Brown people like me are the poster-children for this globalizing project. We learn the white language, we study at white schools, we administer the Empire. We intermarry and forget and our old culture becomes a tourist destination or a cookbook. As Noel Ignaetiv observed about the Irish and Italians before, we become white in a generation or two. White is not a color or a culture in this sense. It’s a monocultural mood.
With people that look like me running Google, Microsoft, and even the British Rumpire, why complain? Being an inheritor of globalization, why do I find it so repulsive? Because I am cursed with the knowledge that being ‘developed’ doesn’t actually lead anywhere. The view from near the top of the pyramid is that it’s a pyramid scheme and it’s all coming down. We’re not the inheritors of shit, we’re just the ones left holding the bag of flaming doo-doo as it burns on the doorstop of the gods.
And yet knowing this, why do I find Yunckaporta’s injunction to ‘move with the land’ instinctively repulsive too? I mean, how? I like my house, I like my land, I like my money, I want to curse my cake and eat it too. I think of Jesus and the rich man:
Jesus looked at him and loved him. “One thing you lack,” he said. “Go, sell everything you have and give to the poor, and you will have treasure in heaven. Then come, follow me.”
At this the man’s face fell. He went away sad, because he had great wealth.
I also think of the Buddha’s path, which was to abandon the life of a prince and householder to don the cloth of the dead and beg for his food. The Dhammapada is very clear and I’ve read it a hundred times. I just don’t wanna. It’s too damn hard. As much I know this life is ultimately suffering, penultimately speaking, I like this life. Maybe next time.
This is why I laugh at the idea of deus ex machina, that AI will ‘solve’ our problems. We know the answers. We just don’t like the answer, so like petulant children we keep asking. Solving the problem of collapse with AI is like solving a heroin problem with fentanyl. It might make you feel better, but that’s just more of the fucking problem, isn’t it?

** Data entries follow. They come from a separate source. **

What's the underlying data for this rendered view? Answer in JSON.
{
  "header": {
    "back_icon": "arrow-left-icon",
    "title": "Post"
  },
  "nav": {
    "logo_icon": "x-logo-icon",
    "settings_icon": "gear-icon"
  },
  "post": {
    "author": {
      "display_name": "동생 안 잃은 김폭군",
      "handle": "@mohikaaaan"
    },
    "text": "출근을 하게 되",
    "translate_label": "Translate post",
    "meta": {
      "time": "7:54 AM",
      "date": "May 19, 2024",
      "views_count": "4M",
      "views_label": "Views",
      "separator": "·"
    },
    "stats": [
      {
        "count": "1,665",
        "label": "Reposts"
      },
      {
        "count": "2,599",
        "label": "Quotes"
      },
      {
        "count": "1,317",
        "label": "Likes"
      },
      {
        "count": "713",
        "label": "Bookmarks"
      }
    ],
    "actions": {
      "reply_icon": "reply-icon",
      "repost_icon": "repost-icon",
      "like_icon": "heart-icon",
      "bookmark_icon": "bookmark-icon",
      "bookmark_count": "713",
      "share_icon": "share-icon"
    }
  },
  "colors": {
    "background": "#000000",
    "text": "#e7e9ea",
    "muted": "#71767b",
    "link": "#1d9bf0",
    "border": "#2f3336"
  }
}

With the problem of global cultural collapse the goal seems to be putting Humpty Dumpty back together again, and no one wants to listen to scripture or culture or even nursery rhymes as to why that’s just not possible. Rather than being one ‘correct’ mishmash of neutered cultures, we may instead have a bunch of incorrect cultures each doing their thing again. Rather than having everything we want except ‘renewable’, we may have to dramatically lower our expectations.
I think the story of Babel recurs so much because we keep doing it. This globalized collapse is just the latest and most blockbuster reboot of the same old same old. We want the incest of the internet just as kings want to marry their cousins. Whether you build the tower of Babel with bricks and Semites or fiber-optics and satellites, it’s all Legos to the gods. Playthings.

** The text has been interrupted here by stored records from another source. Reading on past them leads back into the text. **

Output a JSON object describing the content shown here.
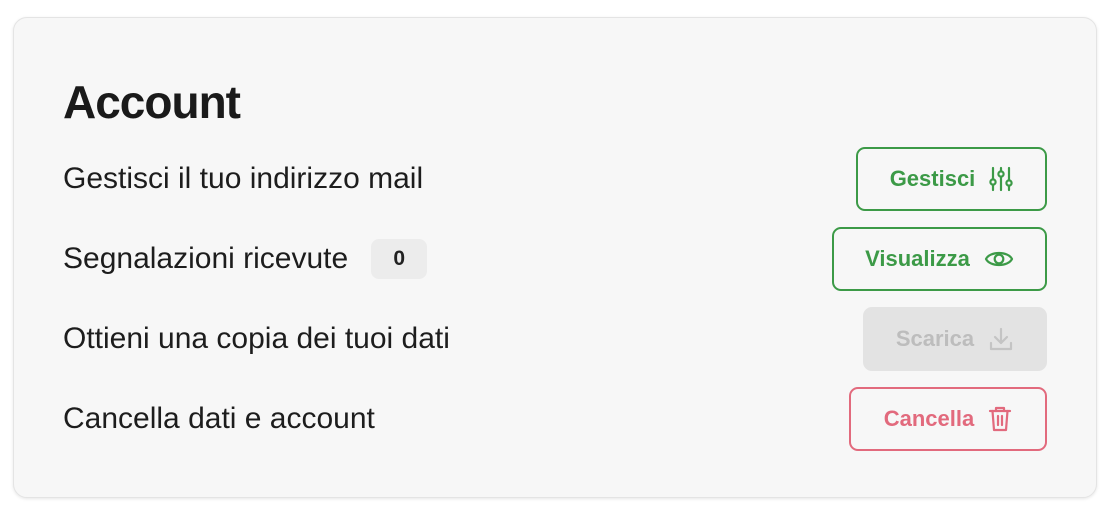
{
  "section": {
    "title": "Account"
  },
  "rows": [
    {
      "label": "Gestisci il tuo indirizzo mail",
      "button": {
        "label": "Gestisci",
        "icon": "sliders-icon",
        "state": "enabled",
        "color": "#3c9a47"
      }
    },
    {
      "label": "Segnalazioni ricevute",
      "badge": "0",
      "button": {
        "label": "Visualizza",
        "icon": "eye-icon",
        "state": "enabled",
        "color": "#3c9a47"
      }
    },
    {
      "label": "Ottieni una copia dei tuoi dati",
      "button": {
        "label": "Scarica",
        "icon": "download-icon",
        "state": "disabled",
        "color": "#bdbdbd"
      }
    },
    {
      "label": "Cancella dati e account",
      "button": {
        "label": "Cancella",
        "icon": "trash-icon",
        "state": "enabled",
        "color": "#e26a7d"
      }
    }
  ]
}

Every city-state, every population that assembled in one place has disassembled, without exception. But when your city stretches across the globe, when that collapses, where do you go? Hence when Yunckaporta says “it really is not possible to maintain massive nations and cities in any sustainable form,” it’s both completely true and completely unbelievable. This is the mystery of life in Babel time and the mystery is not so much that we don’t know the answer, it’s that we don’t want to know. So here us-two are, perched in the middle of this precarious pyramid as the tornados come to Chicago and the hunger comes to Colombo. Here we are in Babel time, just babbling on.